Everything seemed to be lost. The New Labour Scottish Executive was tooling up central government, through Community Planning Partnership agreements, to force councils to privatise municipal services faster. Central government noting that neo-liberal rhetoric did not match up to reality unleashed “People and Place”, announcing that “Scotland [was] open for Business.” Glasgow (with the largest concentration of social housing in Europe), had already moved into phase one of the plan – council housing being turned over to stock transfer landlord the GHA. Edinburgh remained, and, it was hoped, the rest would follow.

Until a grassroots political earthquake took place.

At the end of the year in 2006, Edinburgh tenants voted no to stock transfer. Despite the failure of the local tenants federation to fully back the campaign, maverick tenants campaigners, running a low key, grassroots campaign, which was based around solid groundwork, talking to tenants, explaining the issues, and working steadily to reverse and undermine the multi-million pound state propaganda machine, was able to strike a hammer blow to the process of stock transfer.

The response of the ruling political class in Scotland was as immediate as it was shocked an confused. A conference was called, where the unthinkable was to be countenanced. Wholesale stocktransfer was on the rocks. Was there another solution? What about ALMOs? How could they privatise social housing when tenants could turn around and vote “NO!” even after the tenants movement had been crushed?

As the crisis talks began, cracks started to emerge in the Scottish Executive. It seemed possible, after the
failure of the GHA to move to second stage transfer, and the increasing dissatisfaction of working people
towards the New Labour project that heads might roll at the top. In the intervening malaise of months that came to follow the Edinburgh vote a quiet process of rebuilding began. New community movements were forged in places as far afield as Glasgow, and Inverness, and more votes began to be won.
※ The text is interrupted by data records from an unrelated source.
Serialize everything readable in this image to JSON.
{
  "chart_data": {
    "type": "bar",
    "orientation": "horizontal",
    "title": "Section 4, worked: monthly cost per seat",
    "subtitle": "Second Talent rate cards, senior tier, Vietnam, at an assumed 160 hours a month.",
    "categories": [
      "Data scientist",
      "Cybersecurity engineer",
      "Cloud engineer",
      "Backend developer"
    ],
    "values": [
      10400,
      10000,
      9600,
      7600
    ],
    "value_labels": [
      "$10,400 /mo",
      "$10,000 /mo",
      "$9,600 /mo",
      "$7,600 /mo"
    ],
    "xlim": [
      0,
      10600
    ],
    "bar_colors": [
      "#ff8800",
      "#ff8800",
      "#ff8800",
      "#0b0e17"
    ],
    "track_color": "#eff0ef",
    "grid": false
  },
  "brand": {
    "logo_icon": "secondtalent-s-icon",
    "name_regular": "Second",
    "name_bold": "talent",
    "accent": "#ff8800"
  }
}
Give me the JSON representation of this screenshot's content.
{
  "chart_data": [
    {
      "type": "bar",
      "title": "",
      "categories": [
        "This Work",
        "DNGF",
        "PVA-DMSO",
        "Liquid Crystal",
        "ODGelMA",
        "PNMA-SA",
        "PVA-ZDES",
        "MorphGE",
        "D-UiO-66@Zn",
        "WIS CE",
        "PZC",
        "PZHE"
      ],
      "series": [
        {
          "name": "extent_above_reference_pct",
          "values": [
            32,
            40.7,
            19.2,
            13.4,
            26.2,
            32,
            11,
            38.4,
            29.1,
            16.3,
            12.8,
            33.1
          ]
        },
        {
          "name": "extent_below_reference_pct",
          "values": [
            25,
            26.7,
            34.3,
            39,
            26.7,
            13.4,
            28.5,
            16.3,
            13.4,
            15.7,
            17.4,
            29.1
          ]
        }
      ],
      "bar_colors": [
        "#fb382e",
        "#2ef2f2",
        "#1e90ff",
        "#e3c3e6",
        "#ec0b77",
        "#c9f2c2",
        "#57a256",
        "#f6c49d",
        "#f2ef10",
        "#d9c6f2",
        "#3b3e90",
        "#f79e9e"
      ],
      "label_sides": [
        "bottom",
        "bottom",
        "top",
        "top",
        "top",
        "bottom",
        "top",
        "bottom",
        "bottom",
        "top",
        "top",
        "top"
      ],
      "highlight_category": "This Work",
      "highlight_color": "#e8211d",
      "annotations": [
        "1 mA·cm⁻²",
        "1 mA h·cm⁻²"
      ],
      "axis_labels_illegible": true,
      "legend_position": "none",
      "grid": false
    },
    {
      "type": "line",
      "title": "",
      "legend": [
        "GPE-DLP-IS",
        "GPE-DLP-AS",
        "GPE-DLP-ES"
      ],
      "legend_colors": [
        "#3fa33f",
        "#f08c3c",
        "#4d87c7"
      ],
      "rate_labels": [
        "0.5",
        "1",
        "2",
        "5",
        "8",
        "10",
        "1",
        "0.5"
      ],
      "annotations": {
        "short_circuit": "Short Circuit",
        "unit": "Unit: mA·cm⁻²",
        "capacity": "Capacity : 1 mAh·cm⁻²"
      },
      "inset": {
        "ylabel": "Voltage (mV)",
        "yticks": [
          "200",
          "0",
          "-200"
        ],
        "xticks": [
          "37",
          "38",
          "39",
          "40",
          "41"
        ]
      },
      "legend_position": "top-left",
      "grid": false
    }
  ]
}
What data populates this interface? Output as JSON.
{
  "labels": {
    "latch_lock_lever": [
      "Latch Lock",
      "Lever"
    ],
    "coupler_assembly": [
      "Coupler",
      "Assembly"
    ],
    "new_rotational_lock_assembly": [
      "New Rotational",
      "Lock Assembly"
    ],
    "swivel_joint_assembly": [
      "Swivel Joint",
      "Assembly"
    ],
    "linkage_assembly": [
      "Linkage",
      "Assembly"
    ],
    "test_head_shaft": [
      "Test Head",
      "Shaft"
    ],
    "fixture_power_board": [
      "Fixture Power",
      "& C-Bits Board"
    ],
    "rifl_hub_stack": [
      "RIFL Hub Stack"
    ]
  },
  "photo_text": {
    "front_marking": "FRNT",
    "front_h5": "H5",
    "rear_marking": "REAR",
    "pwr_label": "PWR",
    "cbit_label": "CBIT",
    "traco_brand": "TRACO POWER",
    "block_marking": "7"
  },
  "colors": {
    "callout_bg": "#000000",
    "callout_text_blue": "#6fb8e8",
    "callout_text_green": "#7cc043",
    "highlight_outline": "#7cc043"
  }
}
Then a series of unexpected events took place. For the first time in history, the SNP became the Government. This was accompanied by the housing crash and credit crunch. The problems capitalism had been storing up since the last big crisis have started to come out. While this inevitably means foreclosures and misery for many, in terms of community politics it can mean that campaigns against gentrification and for more public housing (once the lost causes of the dead and dying left) are becoming winnable struggles. As more victories are racked up the chances of seeing a class movement, whose participants know what it is like to win, and win consecutively and convincingly, has become more than just a dream. It is becoming a reality.

Today as we enter the new political epoch (where the Labour Party can be unthinkably beaten on home soil by the SNP), the STO is recovering from the blows struck by one of the most comprehensive ruling class assaults on tenants organisation in history. Membership is up, and across the country there is a national campaign calling for council housing, investment, debt writeoff, and local organisers are getting their act together. There is also a renewed acceptance that sectional composition of community organisation like the STO needs to change, that we need to build outside of the heartlands of council housing, and try to organise all citizens into powerful community movements.

That process is only beginning to take shape, but for once it looks like the working class may be going on the attack.
In Glasgow today a host of gentrification projects have been shelved – partly due to adverse economic conditions, partly due to widening and deepening community resistance. The programme for developing a federation of residents associations, the programme for developing in effect a ‘section movement’, is now on course. Isn’t it time that across the whole of the UK the working class went on the attack?